There is software specifically designed for use in family history searches and verification. This genealogy software will store such basic information as births, marriages and deaths. Other more complex programs will also hold other personal information such as location, occupation, church affiliation and other notes.
Most programs can generate basic kinship charts and reports, allow for the import of digital photographs and the export of data in the GEDCOM format so that data can be shared with those using other genealogy software. More advanced features include the ability to restrict the information that is shared, usually by removing information about living people out of privacy concerns; the import of sound files; the generation of family history books, web pages and other publications; the ability to handle same sex marriages and children born out of wedlock; searching the Internet for data; and the provision of research guidance.

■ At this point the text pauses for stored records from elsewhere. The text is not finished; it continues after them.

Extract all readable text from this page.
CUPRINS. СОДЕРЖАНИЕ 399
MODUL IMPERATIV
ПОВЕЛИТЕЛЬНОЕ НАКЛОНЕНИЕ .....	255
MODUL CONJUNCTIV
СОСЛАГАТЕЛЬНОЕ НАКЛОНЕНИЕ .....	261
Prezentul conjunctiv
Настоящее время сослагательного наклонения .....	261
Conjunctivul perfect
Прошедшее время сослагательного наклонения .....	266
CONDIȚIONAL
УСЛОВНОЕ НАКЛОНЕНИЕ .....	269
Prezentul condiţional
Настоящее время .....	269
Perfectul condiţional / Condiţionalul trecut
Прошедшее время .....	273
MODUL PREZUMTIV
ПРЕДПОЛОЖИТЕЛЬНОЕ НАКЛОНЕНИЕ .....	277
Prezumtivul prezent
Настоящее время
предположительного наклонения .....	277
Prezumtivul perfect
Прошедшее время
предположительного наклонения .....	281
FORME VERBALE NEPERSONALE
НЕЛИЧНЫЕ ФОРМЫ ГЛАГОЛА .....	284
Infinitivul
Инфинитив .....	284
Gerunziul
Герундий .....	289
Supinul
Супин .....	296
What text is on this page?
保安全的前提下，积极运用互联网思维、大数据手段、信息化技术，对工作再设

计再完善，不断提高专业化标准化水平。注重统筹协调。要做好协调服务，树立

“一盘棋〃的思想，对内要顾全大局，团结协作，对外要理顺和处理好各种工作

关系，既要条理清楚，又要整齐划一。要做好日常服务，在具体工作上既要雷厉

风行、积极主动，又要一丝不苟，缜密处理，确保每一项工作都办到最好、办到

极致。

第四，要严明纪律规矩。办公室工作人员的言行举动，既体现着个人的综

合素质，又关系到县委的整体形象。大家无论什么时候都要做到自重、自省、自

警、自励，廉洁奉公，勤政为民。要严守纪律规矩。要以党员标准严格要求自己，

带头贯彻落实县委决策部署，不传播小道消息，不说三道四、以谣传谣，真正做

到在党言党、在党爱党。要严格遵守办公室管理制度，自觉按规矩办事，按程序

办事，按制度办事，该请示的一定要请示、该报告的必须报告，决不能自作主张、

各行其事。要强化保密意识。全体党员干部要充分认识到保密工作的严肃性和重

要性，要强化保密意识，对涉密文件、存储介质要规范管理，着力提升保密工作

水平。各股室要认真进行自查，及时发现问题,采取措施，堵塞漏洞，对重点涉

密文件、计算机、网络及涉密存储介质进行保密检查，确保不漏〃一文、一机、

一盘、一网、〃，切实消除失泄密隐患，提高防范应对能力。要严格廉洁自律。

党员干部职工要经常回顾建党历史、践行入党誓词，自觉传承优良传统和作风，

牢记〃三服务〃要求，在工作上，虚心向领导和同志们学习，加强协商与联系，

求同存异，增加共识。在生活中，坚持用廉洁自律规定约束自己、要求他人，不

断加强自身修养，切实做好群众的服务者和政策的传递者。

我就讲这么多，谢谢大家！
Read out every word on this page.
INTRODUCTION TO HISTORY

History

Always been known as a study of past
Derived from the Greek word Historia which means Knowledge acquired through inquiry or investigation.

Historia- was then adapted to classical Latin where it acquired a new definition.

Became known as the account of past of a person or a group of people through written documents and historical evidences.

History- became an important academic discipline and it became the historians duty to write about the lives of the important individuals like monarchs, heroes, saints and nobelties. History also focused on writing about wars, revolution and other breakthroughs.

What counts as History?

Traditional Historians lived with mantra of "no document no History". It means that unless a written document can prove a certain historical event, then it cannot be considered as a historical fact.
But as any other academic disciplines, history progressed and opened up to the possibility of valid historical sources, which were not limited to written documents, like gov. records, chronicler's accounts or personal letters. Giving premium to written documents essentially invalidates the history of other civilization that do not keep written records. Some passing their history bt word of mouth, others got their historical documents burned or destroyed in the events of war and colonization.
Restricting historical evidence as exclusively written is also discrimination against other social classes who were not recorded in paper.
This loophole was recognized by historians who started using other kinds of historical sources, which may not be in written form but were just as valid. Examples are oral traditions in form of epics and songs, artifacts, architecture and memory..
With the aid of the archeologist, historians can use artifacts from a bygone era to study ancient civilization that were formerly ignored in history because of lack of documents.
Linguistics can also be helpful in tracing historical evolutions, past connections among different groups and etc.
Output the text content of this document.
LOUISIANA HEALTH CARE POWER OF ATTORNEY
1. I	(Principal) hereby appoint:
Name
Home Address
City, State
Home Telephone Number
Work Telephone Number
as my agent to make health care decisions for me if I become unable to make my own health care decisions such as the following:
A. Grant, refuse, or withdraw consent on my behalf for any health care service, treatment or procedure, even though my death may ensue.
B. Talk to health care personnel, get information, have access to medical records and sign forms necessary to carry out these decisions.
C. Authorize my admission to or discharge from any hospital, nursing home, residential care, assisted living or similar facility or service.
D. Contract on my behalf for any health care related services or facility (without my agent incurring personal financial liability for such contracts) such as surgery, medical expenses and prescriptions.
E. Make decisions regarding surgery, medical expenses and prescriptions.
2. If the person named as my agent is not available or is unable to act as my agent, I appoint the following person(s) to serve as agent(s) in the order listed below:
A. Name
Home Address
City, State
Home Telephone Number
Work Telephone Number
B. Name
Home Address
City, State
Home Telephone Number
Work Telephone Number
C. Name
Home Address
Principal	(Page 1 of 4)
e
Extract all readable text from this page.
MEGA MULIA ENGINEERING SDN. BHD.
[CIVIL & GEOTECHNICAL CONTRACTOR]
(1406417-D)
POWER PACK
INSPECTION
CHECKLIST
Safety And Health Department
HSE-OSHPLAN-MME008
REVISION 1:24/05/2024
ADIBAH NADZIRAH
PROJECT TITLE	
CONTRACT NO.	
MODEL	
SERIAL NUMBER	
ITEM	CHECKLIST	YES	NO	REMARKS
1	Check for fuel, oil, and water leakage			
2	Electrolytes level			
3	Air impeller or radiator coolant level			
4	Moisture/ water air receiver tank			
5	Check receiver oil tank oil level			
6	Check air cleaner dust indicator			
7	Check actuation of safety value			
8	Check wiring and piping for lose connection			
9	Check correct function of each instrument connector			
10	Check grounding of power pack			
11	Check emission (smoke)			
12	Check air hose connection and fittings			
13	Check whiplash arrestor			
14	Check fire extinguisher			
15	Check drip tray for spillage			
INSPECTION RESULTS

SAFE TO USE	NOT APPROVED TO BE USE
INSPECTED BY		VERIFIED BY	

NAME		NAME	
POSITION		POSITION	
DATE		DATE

Programs may be geared toward a specific religion, with fields relevant to that religion, or to specific nationalities or ethnic groups, with source types relevant for those groups. Additionally, there are now genealogy software conferences- the first one ever was held in Salt Lake City, Utah. Here, one can investigate such technologies as handwriting recognition, GPS mapping, record digitization and digital preservation.
The study of genealogy has for years been a popular hobby for many people, and for many of them, it is more than a hobby. It is a connection to the past, a way of touching history through family connections. It can be as simple as just making out a basic family tree, or searching one’s roots out as far as one can. For some, genealogy becomes more than a hobby- they turn it into a satisfying career.